Search code examples
haskelllazy-evaluationghc

Is "hello" a thunk or in normal form?


Both 1 and "hello" are in normal form, thus are not thunks. So why does GHCi show that "hello" is a thunk?

ghci> x = 1::Int
ghci> :sprint x
x = 1

ghci> x = "hello"::String
ghci> :sprint x
x = _

Edit: I copy a comment from my previous post that tries to explain this question

Haskell-the-language (or -standard) doesn't really define what value is a thunk, what's in normal form, etc.. All it defines are strictness semantics of functions you might call on such values. In your examples, that doesn't happen so basically the compiler is free to do anything, possibly involving heuristics that for such and such type a thunk is likely to achieve nothing but higher memory overhead.

Can anyone give me some articles or documents about this?


Solution

  • As I commented earlier, this is mostly about how GHCi decides to store values, rather than anything the Haskell standard specifies. Thunks/laziness are an implementation detail for how non-strictness is achieved, and sometimes they're also a good mental model, but not always. Strictness is all about functions and how ⊥-values are allowed or not allowed to propagate. Any wisdom about where thunks may or may not appear is mostly a by-product of that.

    But there are still a couple of things that should be kept in mind on the pure value/thunk level.

    Polymorphic values are always evaluated on-demand; they're basically functions with invisible arguments. In GHCi (which has the monomorphism restriction turned off by default) it's easy to define polymorphic values without meaning to, in particular number literals. Then :sprint will only ever give _.
    This is not an issue in your examples though: explicitly restricting to a concrete type ensures monomorphic bindings.

    As long as you're directly using plain constructors, there is a good chance that the compiler/interpreter will directly store them in normal form. It does this, for example, for something like ('a', (Just 'b','c')). But I don't think this is ever guaranteed, and usually it's irrelevant anyways because literal constructors only get you so far. All that is guaranteed is that a value defined as an outer constructor can be evaluated to WHNF without running into ⊥, but here we're again in the realm of strictness properties.

    More typically, values you bind comes from some function and thus start out as thunks. This is in particular also the case for many expressions that look like plain constructors, but aren't: most literals in Haskell can be smart literals, either by default or through extensions. Best known is that number literals are implicitly wrapped in fromInteger, so as to be polymorphic over any Num type. As such it is indeed a bit surprising that

    x = 1::Int
    

    does not seem to produce any thunk. But again: this is up to the compiler, and it just makes sense: there is no risk of ⊥, the value is right there, ready to be stored, whereas building a thunk around it would entail a completely unnecessary pointer indirection.

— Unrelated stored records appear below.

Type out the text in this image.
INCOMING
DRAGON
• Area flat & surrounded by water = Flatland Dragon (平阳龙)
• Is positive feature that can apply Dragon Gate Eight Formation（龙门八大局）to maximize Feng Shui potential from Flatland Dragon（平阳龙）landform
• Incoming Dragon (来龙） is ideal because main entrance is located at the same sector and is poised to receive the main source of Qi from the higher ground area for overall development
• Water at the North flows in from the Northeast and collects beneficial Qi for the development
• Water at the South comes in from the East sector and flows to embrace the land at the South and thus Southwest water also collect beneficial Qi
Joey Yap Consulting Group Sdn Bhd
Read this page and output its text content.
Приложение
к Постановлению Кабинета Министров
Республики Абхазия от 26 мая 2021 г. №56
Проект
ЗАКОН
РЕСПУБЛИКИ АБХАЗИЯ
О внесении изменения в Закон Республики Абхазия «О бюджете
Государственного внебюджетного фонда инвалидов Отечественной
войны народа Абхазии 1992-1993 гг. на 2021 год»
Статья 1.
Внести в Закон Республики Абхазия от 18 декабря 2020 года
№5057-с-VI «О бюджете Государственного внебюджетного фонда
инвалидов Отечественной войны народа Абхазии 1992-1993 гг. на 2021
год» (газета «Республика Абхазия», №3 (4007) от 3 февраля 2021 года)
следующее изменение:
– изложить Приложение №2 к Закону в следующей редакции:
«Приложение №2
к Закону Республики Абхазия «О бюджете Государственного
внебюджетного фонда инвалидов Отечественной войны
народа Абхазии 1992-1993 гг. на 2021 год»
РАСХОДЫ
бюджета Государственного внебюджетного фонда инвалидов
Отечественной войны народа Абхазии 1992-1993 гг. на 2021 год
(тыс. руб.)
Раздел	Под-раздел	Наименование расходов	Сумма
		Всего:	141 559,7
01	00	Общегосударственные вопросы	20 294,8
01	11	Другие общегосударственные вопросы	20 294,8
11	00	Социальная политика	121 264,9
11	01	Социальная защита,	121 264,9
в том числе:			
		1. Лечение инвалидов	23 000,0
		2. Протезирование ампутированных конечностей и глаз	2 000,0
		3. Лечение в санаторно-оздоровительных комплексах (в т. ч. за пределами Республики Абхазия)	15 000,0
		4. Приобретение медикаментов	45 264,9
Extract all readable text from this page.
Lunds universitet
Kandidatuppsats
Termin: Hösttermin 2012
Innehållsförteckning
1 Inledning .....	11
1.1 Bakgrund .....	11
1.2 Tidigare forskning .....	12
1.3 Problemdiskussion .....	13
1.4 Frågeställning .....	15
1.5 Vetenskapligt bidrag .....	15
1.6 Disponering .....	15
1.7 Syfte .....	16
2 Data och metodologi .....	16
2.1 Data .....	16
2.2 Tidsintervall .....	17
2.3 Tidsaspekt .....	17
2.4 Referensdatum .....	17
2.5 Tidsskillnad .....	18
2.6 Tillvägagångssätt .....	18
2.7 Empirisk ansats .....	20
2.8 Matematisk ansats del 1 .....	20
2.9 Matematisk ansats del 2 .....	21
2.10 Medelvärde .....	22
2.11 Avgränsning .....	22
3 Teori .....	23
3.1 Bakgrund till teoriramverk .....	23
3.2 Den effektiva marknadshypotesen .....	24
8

    It's worth noting that this does not happen for all number literals:

    ghci> let y = 1678796789876876987698768798769876986780987609876 :: Integer
    ghci> :sprint y
    y = _
    

    In this case, the number doesn't fit int 64 bit anymore, so it's less clear-cut that putting it straight into memory is advantagous; it turns out GHC doesn't risk it in this case.

    Now, for strings we would have much the same situation if -XOverloadedStrings were active, in which case all string literals would be required to be wrapped in fromString. But there's no guarantee the other way around: just because the extension isn't active doesn't mean GHC can't wrap the literal in some other function. As Li-yao Xia showed, it wraps it in the low-level function unpackCString#. (This certainly makes sense from a memory perspective, because a C string is continuous and efficient in memory, whereas Haskell's linked-list strings are frankly atrocious for storage, taking about 16× as much memory.) It's legal as long as the compiler is sure that you won't run into ⊥ when evaluating the string.

    In this case, explicitly defining the string with plain constructors does cause it to be immediately stored in normal form:

    ghci> let x = "hello" :: String
    ghci> :sprint x
    x = _
    ghci> let x' = 'h':'e':'l':'l':'o':[]
    ghci> :sprint x'
    x' = "hello"